La serenidad descendió sobre mí. El dolor habitual de brazos y hombros había desaparecido. La brisa era fresca, pero llena de sosiego. Algo ascendió en mi interior. Había pasado mucho tiempo desde la última vez que saboreé un momento parecido, en que dejé que se disolviera por unos instantes la estrecha prisión de mi piel. Sentí que me movía hacia lo alto y hacia fuera, como si la noche estuviera llena de miríadas de seres y el ritmo de su canción ahogara los latidos ansiosos de mi corazón. Mi cáscara corporal había desaparecido. Yo estaba en las estrellas. Pero mi alma humana no me dejaba partir. Intenté expresarlo en lenguaje humano: «No; tengo que acabar esto», me dije.
Erguido sobre la hierba seca bajo la bóveda del Cielo, yo era muy pequeño.
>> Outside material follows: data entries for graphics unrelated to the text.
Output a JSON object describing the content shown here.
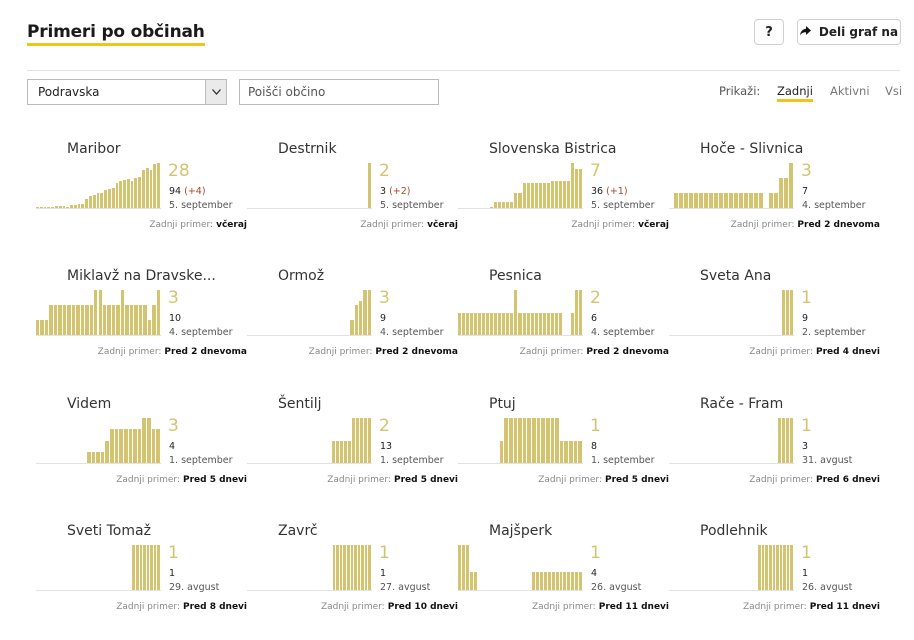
{
  "header": {
    "title": "Primeri po občinah",
    "help_label": "?",
    "share_label": "Deli graf na"
  },
  "toolbar": {
    "region_value": "Podravska",
    "search_placeholder": "Poišči občino",
    "show_label": "Prikaži:",
    "filters": [
      "Zadnji",
      "Aktivni",
      "Vsi"
    ],
    "active_filter": "Zadnji"
  },
  "last_case_label": "Zadnji primer:",
  "accent_color": "#f0c419",
  "bar_color": "#d4c36f",
  "municipalities": [
    {
      "name": "Maribor",
      "count": "28",
      "total": "94",
      "delta": "(+4)",
      "date": "5. september",
      "last": "včeraj",
      "bars": [
        0.03,
        0.03,
        0.03,
        0.03,
        0.03,
        0.04,
        0.04,
        0.05,
        0.03,
        0.06,
        0.07,
        0.1,
        0.1,
        0.2,
        0.27,
        0.3,
        0.34,
        0.34,
        0.4,
        0.43,
        0.45,
        0.55,
        0.6,
        0.62,
        0.64,
        0.6,
        0.66,
        0.7,
        0.85,
        0.9,
        0.85,
        0.97,
        1.0
      ]
    },
    {
      "name": "Destrnik",
      "count": "2",
      "total": "3",
      "delta": "(+2)",
      "date": "5. september",
      "last": "včeraj",
      "bars": [
        0,
        0,
        0,
        0,
        0,
        0,
        0,
        0,
        0,
        0,
        0,
        0,
        0,
        0,
        0,
        0,
        0,
        0,
        0,
        0,
        0,
        0,
        0,
        0,
        0,
        0,
        0,
        0,
        0,
        0,
        0,
        0,
        1.0
      ]
    },
    {
      "name": "Slovenska Bistrica",
      "count": "7",
      "total": "36",
      "delta": "(+1)",
      "date": "5. september",
      "last": "včeraj",
      "bars": [
        0,
        0,
        0,
        0,
        0,
        0,
        0,
        0,
        0.03,
        0.14,
        0.14,
        0.14,
        0.14,
        0.14,
        0.33,
        0.33,
        0.55,
        0.55,
        0.55,
        0.55,
        0.55,
        0.55,
        0.55,
        0.6,
        0.6,
        0.6,
        0.6,
        0.6,
        1.0,
        0.86,
        0.86
      ]
    },
    {
      "name": "Hoče - Slivnica",
      "count": "3",
      "total": "7",
      "delta": "",
      "date": "4. september",
      "last": "Pred 2 dnevoma",
      "bars": [
        0.33,
        0.33,
        0.33,
        0.33,
        0.33,
        0.33,
        0.33,
        0.33,
        0.33,
        0.33,
        0.33,
        0.33,
        0.33,
        0.33,
        0.33,
        0.33,
        0.33,
        0.33,
        0,
        0.33,
        0.33,
        0.67,
        0.67,
        1.0
      ]
    },
    {
      "name": "Miklavž na Dravske...",
      "count": "3",
      "total": "10",
      "delta": "",
      "date": "4. september",
      "last": "Pred 2 dnevoma",
      "bars": [
        0.33,
        0.33,
        0.33,
        0.67,
        0.67,
        0.67,
        0.67,
        0.67,
        0.67,
        0.67,
        0.67,
        0.67,
        0.67,
        1.0,
        1.0,
        0.67,
        0.67,
        0.67,
        0.67,
        1.0,
        0.67,
        0.67,
        0.67,
        0.67,
        0.67,
        0.33,
        0.67,
        1.0
      ]
    },
    {
      "name": "Ormož",
      "count": "3",
      "total": "9",
      "delta": "",
      "date": "4. september",
      "last": "Pred 2 dnevoma",
      "bars": [
        0,
        0,
        0,
        0,
        0,
        0,
        0,
        0,
        0,
        0,
        0,
        0,
        0,
        0,
        0,
        0,
        0,
        0,
        0,
        0,
        0,
        0,
        0,
        0,
        0.33,
        0.67,
        0.75,
        1.0,
        1.0
      ]
    },
    {
      "name": "Pesnica",
      "count": "2",
      "total": "6",
      "delta": "",
      "date": "4. september",
      "last": "Pred 2 dnevoma",
      "bars": [
        0.5,
        0.5,
        0.5,
        0.5,
        0.5,
        0.5,
        0.5,
        0.5,
        0.5,
        0.5,
        0.5,
        0.5,
        0.5,
        0.5,
        1.0,
        0.5,
        0.5,
        0.5,
        0.5,
        0.5,
        0.5,
        0.5,
        0.5,
        0.5,
        0.5,
        0.5,
        0,
        0,
        0.5,
        1.0,
        1.0
      ]
    },
    {
      "name": "Sveta Ana",
      "count": "1",
      "total": "9",
      "delta": "",
      "date": "2. september",
      "last": "Pred 4 dnevi",
      "bars": [
        0,
        0,
        0,
        0,
        0,
        0,
        0,
        0,
        0,
        0,
        0,
        0,
        0,
        0,
        0,
        0,
        0,
        0,
        0,
        0,
        0,
        0,
        0,
        0,
        0,
        0,
        0,
        0,
        1.0,
        1.0,
        1.0
      ]
    },
    {
      "name": "Videm",
      "count": "3",
      "total": "4",
      "delta": "",
      "date": "1. september",
      "last": "Pred 5 dnevi",
      "bars": [
        0,
        0,
        0,
        0,
        0,
        0,
        0,
        0,
        0,
        0,
        0,
        0.25,
        0.25,
        0.25,
        0.25,
        0.5,
        0.75,
        0.75,
        0.75,
        0.75,
        0.75,
        0.75,
        0.75,
        1.0,
        1.0,
        0.75,
        0.75
      ]
    },
    {
      "name": "Šentilj",
      "count": "2",
      "total": "13",
      "delta": "",
      "date": "1. september",
      "last": "Pred 5 dnevi",
      "bars": [
        0,
        0,
        0,
        0,
        0,
        0,
        0,
        0,
        0,
        0,
        0,
        0,
        0,
        0,
        0,
        0,
        0,
        0,
        0,
        0,
        0,
        0.5,
        0.5,
        0.5,
        0.5,
        0.5,
        1.0,
        1.0,
        1.0,
        1.0,
        1.0
      ]
    },
    {
      "name": "Ptuj",
      "count": "1",
      "total": "8",
      "delta": "",
      "date": "1. september",
      "last": "Pred 5 dnevi",
      "bars": [
        0,
        0,
        0,
        0,
        0,
        0,
        0,
        0,
        0,
        0.5,
        1.0,
        1.0,
        1.0,
        1.0,
        1.0,
        1.0,
        1.0,
        1.0,
        1.0,
        1.0,
        1.0,
        1.0,
        0.5,
        0.5,
        0.5,
        0.5,
        0.5
      ]
    },
    {
      "name": "Rače - Fram",
      "count": "1",
      "total": "3",
      "delta": "",
      "date": "31. avgust",
      "last": "Pred 6 dnevi",
      "bars": [
        0,
        0,
        0,
        0,
        0,
        0,
        0,
        0,
        0,
        0,
        0,
        0,
        0,
        0,
        0,
        0,
        0,
        0,
        0,
        0,
        0,
        0,
        0,
        0,
        0,
        0,
        0,
        1.0,
        1.0,
        1.0,
        1.0
      ]
    },
    {
      "name": "Sveti Tomaž",
      "count": "1",
      "total": "1",
      "delta": "",
      "date": "29. avgust",
      "last": "Pred 8 dnevi",
      "bars": [
        0,
        0,
        0,
        0,
        0,
        0,
        0,
        0,
        0,
        0,
        0,
        0,
        0,
        0,
        0,
        0,
        0,
        0,
        0,
        0,
        0,
        0,
        0,
        0,
        0,
        0,
        0,
        1.0,
        1.0,
        1.0,
        1.0,
        1.0,
        1.0,
        1.0,
        1.0
      ]
    },
    {
      "name": "Zavrč",
      "count": "1",
      "total": "1",
      "delta": "",
      "date": "27. avgust",
      "last": "Pred 10 dnevi",
      "bars": [
        0,
        0,
        0,
        0,
        0,
        0,
        0,
        0,
        0,
        0,
        0,
        0,
        0,
        0,
        0,
        0,
        0,
        0,
        0,
        0,
        0,
        0,
        0,
        0,
        1.0,
        1.0,
        1.0,
        1.0,
        1.0,
        1.0,
        1.0,
        1.0,
        1.0,
        1.0,
        1.0
      ]
    },
    {
      "name": "Majšperk",
      "count": "1",
      "total": "4",
      "delta": "",
      "date": "26. avgust",
      "last": "Pred 11 dnevi",
      "bars": [
        1.0,
        1.0,
        1.0,
        0.4,
        0.4,
        0,
        0,
        0,
        0,
        0,
        0,
        0,
        0,
        0,
        0,
        0,
        0,
        0,
        0,
        0.4,
        0.4,
        0.4,
        0.4,
        0.4,
        0.4,
        0.4,
        0.4,
        0.4,
        0.4,
        0.4,
        0.4,
        0.4
      ]
    },
    {
      "name": "Podlehnik",
      "count": "1",
      "total": "1",
      "delta": "",
      "date": "26. avgust",
      "last": "Pred 11 dnevi",
      "bars": [
        0,
        0,
        0,
        0,
        0,
        0,
        0,
        0,
        0,
        0,
        0,
        0,
        0,
        0,
        0,
        0,
        0,
        0,
        0,
        0,
        0,
        0,
        0,
        0,
        0,
        1.0,
        1.0,
        1.0,
        1.0,
        1.0,
        1.0,
        1.0,
        1.0,
        1.0,
        1.0
      ]
    }
  ]
}
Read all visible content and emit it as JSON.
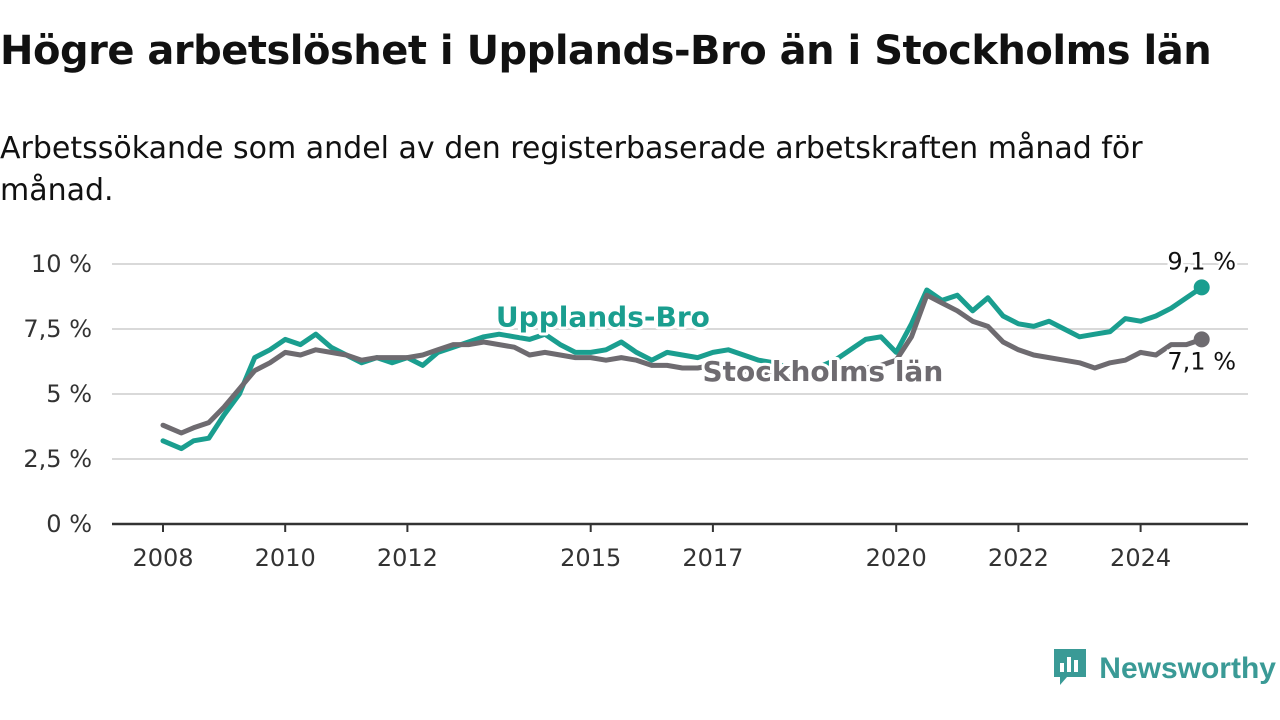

Me sentí solitario y cansado. «Señor —dije en voz alta a la suave brisa—, ¿cuánto tardará?»
Dos linternas ardían en el patio dando una luz alegre. Me sentí satisfecho al verlas, satisfecho al ver a mi sobrino Cleofás el Menor y a su padre, Silas, trabajando en serrar una serie de listones. Sabía de lo que se trataba, y que tenía que estar hecho para el día siguiente.
—Parecéis cansados —dije—. Dejadlo ya, lo haré yo mismo. Serraré la madera.
—No podemos dejar que lo hagas tú —dijo Silas—. ¿Por qué quieres acabarlo todo tú solo?
—Hizo un gesto ominoso en dirección a la casa—. Tiene que estar terminado esta noche.
—Puedo hacerlo esta noche —dije—. Me gusta hacerlo. Quiero estar solo precisamente ahora con algo que hacer. Y Silas, tu mujer te está esperando en la puerta. Acabo de verla. Ve.
Silas hizo un gesto de asentimiento y marchó colina arriba hacia su casa. Vivía con su esposa en casa de nuestro primo Leví, que era hermano de su mujer. Pero el hijo de Silas, Cleofás el Menor, vivía con nosotros.
Cleofás el Menor me dio un rápido abrazo y entró en la casa.
Las linternas daban luz suficiente para trabajar, pero las líneas de corte tenían que ser perfectamente rectas. Tomé la herramienta que necesitaba y un pedazo de arcilla afilada para señalar las marcas. Tenía que trazar siete líneas.
Jasón venía paseando y entró en el patio.
Su sombra cayó sobre mí. Olí a vino.
—Has estado esquivándome, Yeshua —dijo.
—No digas tonterías, amigo.
—Sonreí. Seguí con mi trabajo—. He estado ocupado con todas las cosas que había que hacer. No te he visto. ¿Dónde estabas?